Mahershala Ali, pemeran pendukung dalam film itu juga berhasil menang sebagai aktor pendukung terbaik di malam yang sama. Ali, seorang kulit hitam, muslim, dan ahmadiyah pula, memang figur paling cocok untuk diberi lampu sorot Oscar malam itu. Piala yang diperolehnya bukan cuma tanda kalau kemampuan olah perannya memang luar biasa, tapi sebagai bukti kalau The Academy juga melihat bakat pada aktor-aktor dengan latar belakang minoritas.
Malam itu, Moonlight yang mengoleksi delapan nominasi akhirnya berhasil memboyong 3 piala: Naskah Adaptasi Terbaik, Aktor Pendukung Terbaik, dan Film Terbaik. Jumlah ini kecil dibanding yang diperoleh La La Land, film Damien Chazelle yang dipuja-puji semua orang dan sudah mengoleksi lebih dari 200 penghargaan sejak ia bahkan belum dirilis secara global. Dari 14 nominasi, La La Land setidaknya menang enam piala.
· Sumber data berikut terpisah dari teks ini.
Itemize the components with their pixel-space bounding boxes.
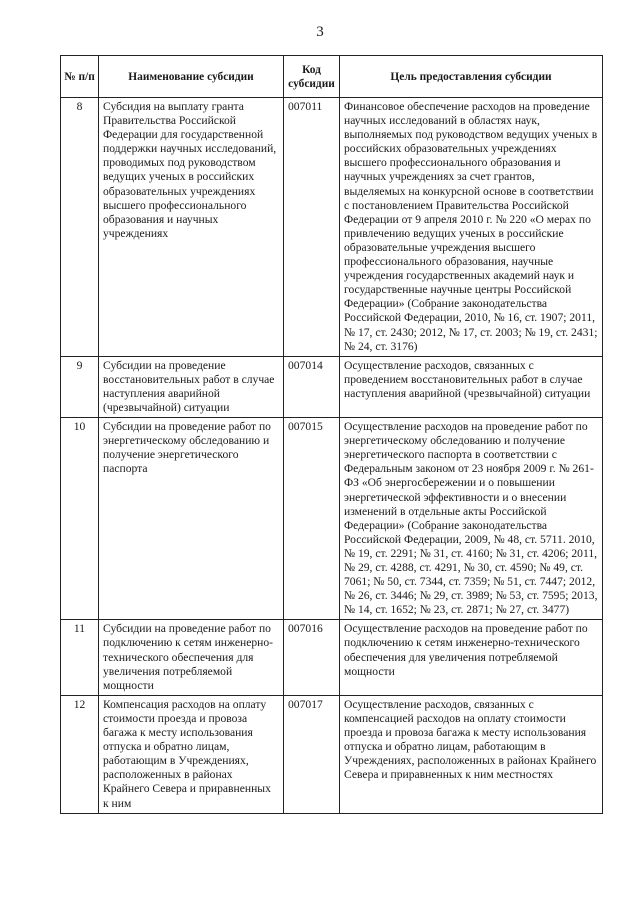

Lagi pula, La La Land memang sudah diunggulkan oleh banyak orang sebagai film terbaik. Wajar jika orang-orang tak terkejut saat film ini diserukan Faye Dunham sebagai film terbaik.
Namun, kemenangan Moonlight sebagai film terbaik pun tak terlalu mengejutkan andai insiden salah amplop tersebut tak terjadi. Screen Junkie, sebuah akun parodi film di Youtube yang punya 5 juta subscriber, setidaknya sudah menebak kalau film ini yang akan jadi favorit The Academy dari 9 nominasi yang ada.
“Kisah seorang gay—muda—kulit hitam—yang diangkat dari naskah drama—berdasarkan kisah hidup penulisnya. Semua syarat untuk menang Oscar,” katanya dalam video "Honest Trailer – The Oscars 2017."
Kalau The Academy memang ingin menghapus citra #OscarsSoWhite yang kadung melekat selama dua tahun terakhir, kemenangan Moonlight ditambah insiden salah baca memang sesuatu yang diperlukan.